In another year and three months, I’ll be out of the army. Please, wait for me. We’ll think of something.

All my love,

Moishe

Chapter thirty-five

T
he strangest thing about the day was its lack of strangeness. The sun rose, the baby smiled. Judah ate his breakfast and kissed her good-bye. She even sat down and buttered herself a slice of toasted challah bread left over from Shabbat. She ate it with amazing slowness, but with no appetite. In fact, although she felt the crumbs on her tongue, in between her teeth, she couldn’t taste anything. Or perhaps she just couldn’t remember she was eating and so forgot food was supposed to have a taste.
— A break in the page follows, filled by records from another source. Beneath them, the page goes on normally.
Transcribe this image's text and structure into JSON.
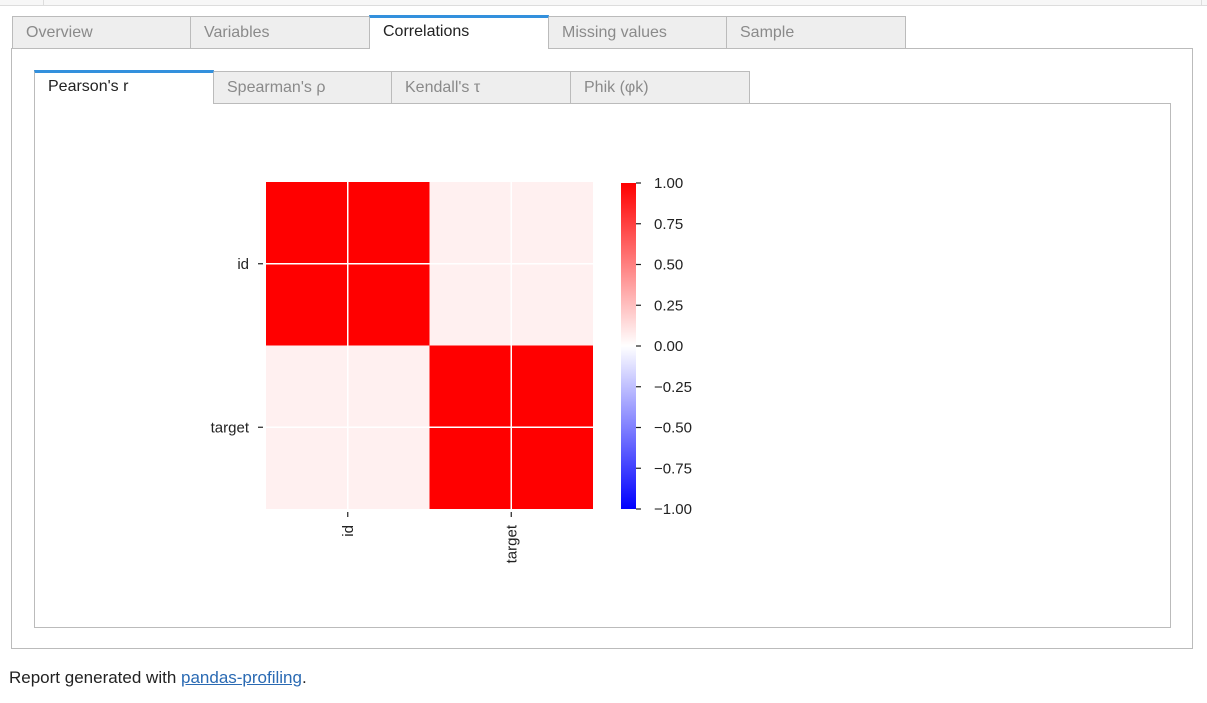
{
  "tabs": [
    {
      "label": "Overview"
    },
    {
      "label": "Variables"
    },
    {
      "label": "Correlations"
    },
    {
      "label": "Missing values"
    },
    {
      "label": "Sample"
    }
  ],
  "active_tab": "Correlations",
  "subtabs": [
    {
      "label": "Pearson's r"
    },
    {
      "label": "Spearman's ρ"
    },
    {
      "label": "Kendall's τ"
    },
    {
      "label": "Phik (φk)"
    }
  ],
  "active_subtab": "Pearson's r",
  "chart_data": {
    "type": "heatmap",
    "title": "",
    "x_labels": [
      "id",
      "target"
    ],
    "y_labels": [
      "id",
      "target"
    ],
    "matrix": [
      [
        1.0,
        0.06
      ],
      [
        0.06,
        1.0
      ]
    ],
    "colorbar": {
      "range": [
        -1.0,
        1.0
      ],
      "ticks": [
        "1.00",
        "0.75",
        "0.50",
        "0.25",
        "0.00",
        "−0.25",
        "−0.50",
        "−0.75",
        "−1.00"
      ],
      "colors": {
        "low": "#0000ff",
        "mid": "#ffffff",
        "high": "#ff0000"
      }
    },
    "grid": true
  },
  "footer": {
    "prefix": "Report generated with ",
    "link_text": "pandas-profiling",
    "suffix": "."
  }
}
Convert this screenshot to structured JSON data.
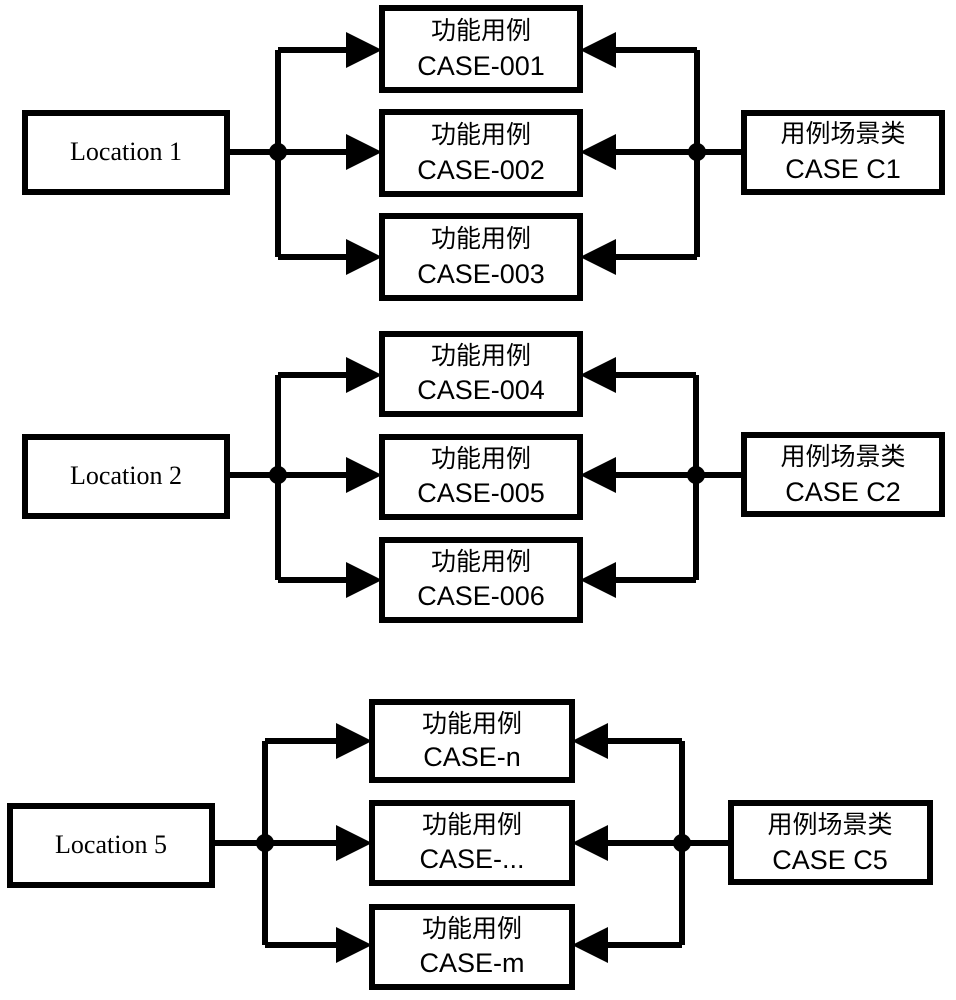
{
  "diagram": {
    "type": "flow-diagram",
    "title": "",
    "background_color": "#ffffff",
    "line_color": "#000000",
    "box_fill_color": "#ffffff",
    "groups": [
      {
        "id": "group-1",
        "source": {
          "label": "Location 1"
        },
        "cases": [
          {
            "line1": "功能用例",
            "line2": "CASE-001"
          },
          {
            "line1": "功能用例",
            "line2": "CASE-002"
          },
          {
            "line1": "功能用例",
            "line2": "CASE-003"
          }
        ],
        "scenario": {
          "line1": "用例场景类",
          "line2": "CASE C1"
        }
      },
      {
        "id": "group-2",
        "source": {
          "label": "Location 2"
        },
        "cases": [
          {
            "line1": "功能用例",
            "line2": "CASE-004"
          },
          {
            "line1": "功能用例",
            "line2": "CASE-005"
          },
          {
            "line1": "功能用例",
            "line2": "CASE-006"
          }
        ],
        "scenario": {
          "line1": "用例场景类",
          "line2": "CASE C2"
        }
      },
      {
        "id": "group-3",
        "source": {
          "label": "Location 5"
        },
        "cases": [
          {
            "line1": "功能用例",
            "line2": "CASE-n"
          },
          {
            "line1": "功能用例",
            "line2": "CASE-..."
          },
          {
            "line1": "功能用例",
            "line2": "CASE-m"
          }
        ],
        "scenario": {
          "line1": "用例场景类",
          "line2": "CASE C5"
        }
      }
    ]
  }
}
He would be waiting for her at two P.M. in a Tel Aviv beachfront hotel. Judah had hardly seemed to listen as she’d begun her casual but long explanation of how she had to stay overnight in Bnai Brak with an old friend to help her over a difficult pregnancy. “She’s so depressed. She just begged me to come,” she’d said fairly easily. Only when she’d added, “It would be a mitzvah,” did a small ache at the back of her throat almost strangle the words in her chest. Judah hadn’t asked her any questions, just looked down at the floor as if he were studying something broken or dirty that needed to be taken care of, making a mental note to take care of it. But he’d nodded his assent pleasantly enough, she’d noted, as his look began to prick her ballooning sense of confidence and well-being.